Membangun Peran Serta Warga Kompasianer dalam Pengusahaan Migas
1426424873385222269



(Sumber gambar: http://www.skkmigas.go.id/)





Hal yang melatarbelakangi penulisan judul tulisan di atas, terbersit muncul ketika penulis pertama kali membaca UU 22/2001 tentang minyak dan gas bumi (migas). Pada bagian awal UU tersebut dinyatakan dengan jelas bahwa salah satu asas penyelenggaraan kegiatan usaha migas adalah ekonomi kerakyatan. Dimana ekonomi kerakyatan sendiri didefinisikan sebagai ekonomi yang mengacu pada peningkatan kemakmuran dan kesejahteraan rakyat.


Berdasarkan rasa kepenasaran dan dugaan penulis, bahwa jika terdapat kata indah berupa “ekonomi kerakyatan”, maka dipastikan akan ada kata elok (padanan kata indah) selanjutnya, yaitu “Koperasi”. Kemudian penelusuran penulis terhadap UU tsb berlanjut, nah ternyata Kompasianer dugaan penulis tepat, ketika sampai pada Pasal 9 butir (1) dalam UU 22/2001 tsb disebutkan bahwa kegiatan usaha hulu dan kegiatan usaha hilir migas dapat dilaksanakan salahsatunya adalah oleh Koperasi.

Langkah selanjutnya adalah mencari pengertian apakah yang dimaksud dengan Koperasi itu sendiri?
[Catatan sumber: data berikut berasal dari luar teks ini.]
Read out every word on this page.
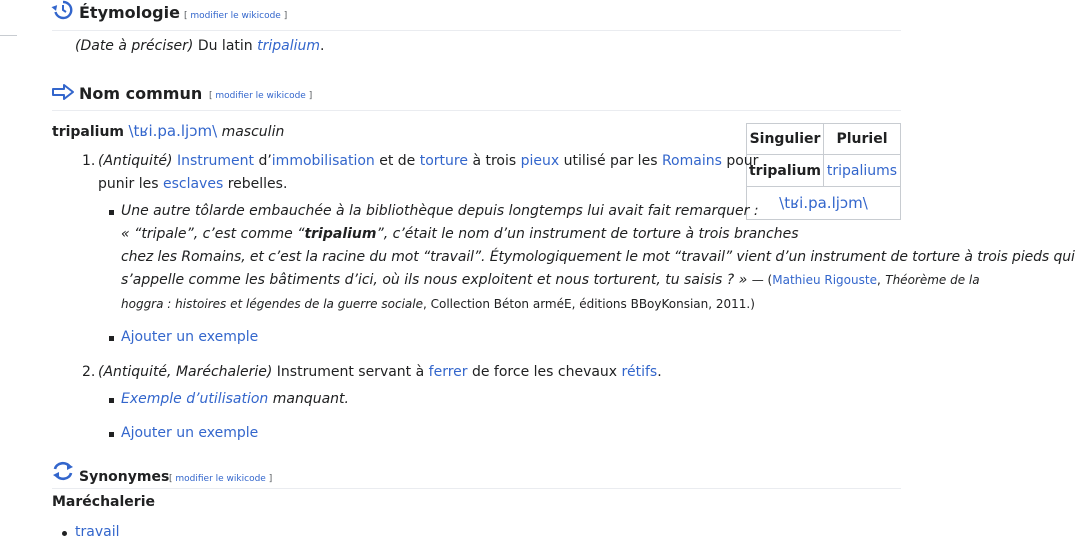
Étymologie [ modifier le wikicode ]
(Date à préciser) Du latin tripalium.
Nom commun [ modifier le wikicode ]
tripalium \tʁi.pa.ljɔm\ masculin	Singulier	Pluriel
tripalium	tripaliums
\tʁi.pa.ljɔm\	
1. (Antiquité) Instrument d’immobilisation et de torture à trois pieux utilisé par les Romains pour
punir les esclaves rebelles.
Une autre tôlarde embauchée à la bibliothèque depuis longtemps lui avait fait remarquer :
« “tripale”, c’est comme “tripalium”, c’était le nom d’un instrument de torture à trois branches
chez les Romains, et c’est la racine du mot “travail”. Étymologiquement le mot “travail” vient d’un instrument de torture à trois pieds qui
s’appelle comme les bâtiments d’ici, où ils nous exploitent et nous torturent, tu saisis ? » — (Mathieu Rigouste, Théorème de la
hoggra : histoires et légendes de la guerre sociale, Collection Béton arméE, éditions BBoyKonsian, 2011.)
Ajouter un exemple
2. (Antiquité, Maréchalerie) Instrument servant à ferrer de force les chevaux rétifs.
Exemple d’utilisation manquant.
Ajouter un exemple
Synonymes [ modifier le wikicode ]
Maréchalerie
travail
Agar pemahaman kita tidak salah, penulis mengacu kepada UU tentang Perkoperasian, yaitu UU Nomor 17 tahun 2012. Di dalam UU tersebut Koperasi didefinisikan sebagai badan hukum yang didirikan oleh orang perseorangan atau badan hukum Koperasi, dengan pemisahan kekayaan para anggotanya sebagai modal untuk menjalankan usaha, yang memenuhi aspirasi dan kebutuhan bersama di bidang ekonomi, sosial, dan budaya sesuai dengan nilai dan prinsip Koperasi.

Dimana dalam UU tersebut dinyatakan bahwa Koperasi didirikan atas asas kekeluargaan, dengan tujuan untuk meningkatkan kesejahteraan anggota pada khususnya dan masyarakat pada umumnya, sekaligus sebagai bagian yang tidak terpisahkan dari tatanan perekonomian nasional yang demokratis dan berkeadilan.


Kata yang bernama Koperasi sudah kita peroleh perwujudannya (definisinya), langkah selanjutnya adalah tindakan/usaha apa yang dapat kita lakukan agar pengetahuan kita tentang Koperasi ini dapat dijadikan sebagai salah satu model solusi agar kita dapat berperan serta dalam mengatasi persoalan di dalam obyek yang bernama migas ini.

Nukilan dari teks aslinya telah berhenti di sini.